Business Continuity & Disaster Recovery

Knowing how you are going to maintain ‘business as usual’ in the event of data or technology problems is vital. Disruption of your operations, reduced or absence of customer service, reduced profitability and compromised reputation are all potential consequences of not having the appropriate strategy in place. Having an effective business continuity plan can also be prerequisite to securing suitable business insurance or lower premiums, or eligibility for tendering for new or continued business.

The first stage is to identify your critical business functions (using a process known as ‘Business Impact Analysis’) and the risks associated with their operation – and developing appropriate risk reduction measures to ensure continuity of operations in the event of an incident which disrupts those operations. Key considerations when developing a business continuity plan should include:

  • Denial of access
  • Loss of key staff
  • Loss of key supplier
  • Loss of key systems

The Business Impact Analysis will identify the ‘Recovery Time Objective’ (how long and to what level a business process must be restored after a disruption) in order to avoid unacceptable consequences.

IT systems must be designed to be resilient and need to be available to match the needs of the business and the Recovery Time Objective.  So if a function is required to be available 24 x 7, the system supporting that function must reflect that need. For example, a company website where customers can place orders needs to be available 24 x 7 and needs the appropriate resilience. Other systems, however, could tolerate non-availability of some hours before this started to affect the bottom line or legal or financial responsibilities. Some systems will be critical at certain times and not others (for example a payroll system).

IT systems (servers and telecoms infrastructure) for larger organisations tend to be housed in datacentres. Datacentres are replicated so that in the event of a catastrophic incident in one datacentre, systems will automatically switch (‘failover’) to the second site (disaster recovery). Datacentres need to be located sufficiently far apart so that both are not both affected by a single incident. Failover testing should be performed on a regular basis, for critical systems and if practical the whole datacentre.

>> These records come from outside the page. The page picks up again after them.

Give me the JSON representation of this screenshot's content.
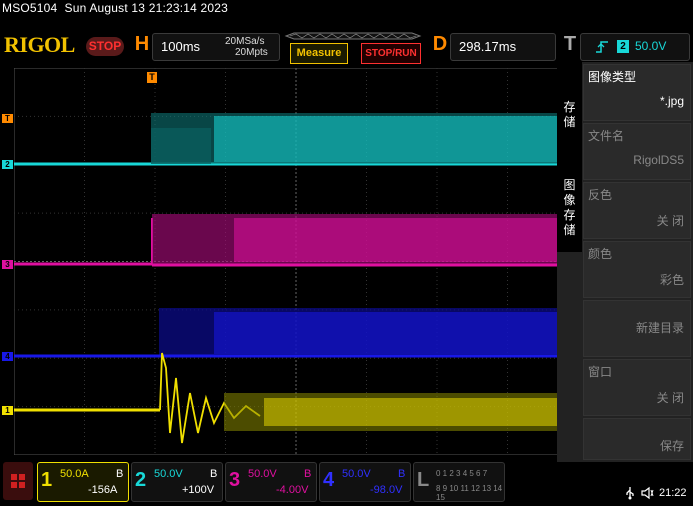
{
  "header": {
    "model": "MSO5104",
    "datetime": "Sun August 13 21:23:14 2023",
    "logo": "RIGOL",
    "run_state": "STOP",
    "horizontal": {
      "letter": "H",
      "timebase": "100ms",
      "sample_rate": "20MSa/s",
      "memory_depth": "20Mpts"
    },
    "measure_label": "Measure",
    "stop_run_label": "STOP/RUN",
    "delay": {
      "letter": "D",
      "value": "298.17ms"
    },
    "trigger": {
      "letter": "T",
      "channel": "2",
      "level": "50.0V"
    }
  },
  "waveform_markers": {
    "trigger_marker": "T",
    "channel_markers": [
      "1",
      "2",
      "3",
      "4"
    ],
    "colors": {
      "ch1": "#f0e000",
      "ch2": "#18d8d8",
      "ch3": "#e010a0",
      "ch4": "#1818e8"
    }
  },
  "side_menu": {
    "section1": "存储",
    "section2": "图像存储",
    "items": [
      {
        "label": "图像类型",
        "value": "*.jpg",
        "active": true
      },
      {
        "label": "文件名",
        "value": "RigolDS5",
        "active": false
      },
      {
        "label": "反色",
        "value": "关 闭",
        "active": false
      },
      {
        "label": "颜色",
        "value": "彩色",
        "active": false
      },
      {
        "label": "",
        "value": "新建目录",
        "active": false
      },
      {
        "label": "窗口",
        "value": "关 闭",
        "active": false
      },
      {
        "label": "",
        "value": "保存",
        "active": false
      }
    ]
  },
  "channels": [
    {
      "num": "1",
      "scale": "50.0A",
      "bw": "B",
      "offset": "-156A",
      "color": "#f0e000"
    },
    {
      "num": "2",
      "scale": "50.0V",
      "bw": "B",
      "offset": "+100V",
      "color": "#18d8d8"
    },
    {
      "num": "3",
      "scale": "50.0V",
      "bw": "B",
      "offset": "-4.00V",
      "color": "#e010a0"
    },
    {
      "num": "4",
      "scale": "50.0V",
      "bw": "B",
      "offset": "-98.0V",
      "color": "#3030ff"
    }
  ],
  "logic": {
    "letter": "L",
    "row1": "0 1 2 3 4 5 6 7",
    "row2": "8 9 10 11 12 13 14 15"
  },
  "tray": {
    "time": "21:22"
  }
}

Systems need to be backed up to ensure against data loss or corruption. The frequency of backups is determined by the ‘Recovery Point Objective’ – defined as the maximum tolerable period in which data might be lost from an IT service due to a major incident. The Recovery Point Objective gives systems architects a time limit to work to. For instance, if it is set to four hours, then in practice offsite backups must be continuously maintained – a daily offsite backup on tape is not sufficient.

For smaller organisations not using datacentre services, backups should be stored offsite and in a fireproof safe. Retention periods for backups are determined by the needs of the business, or in some cases by legislation.

Checks need to be performed that backups have run correctly and sample backups should be restored on a regular basis to ensure the data is readable.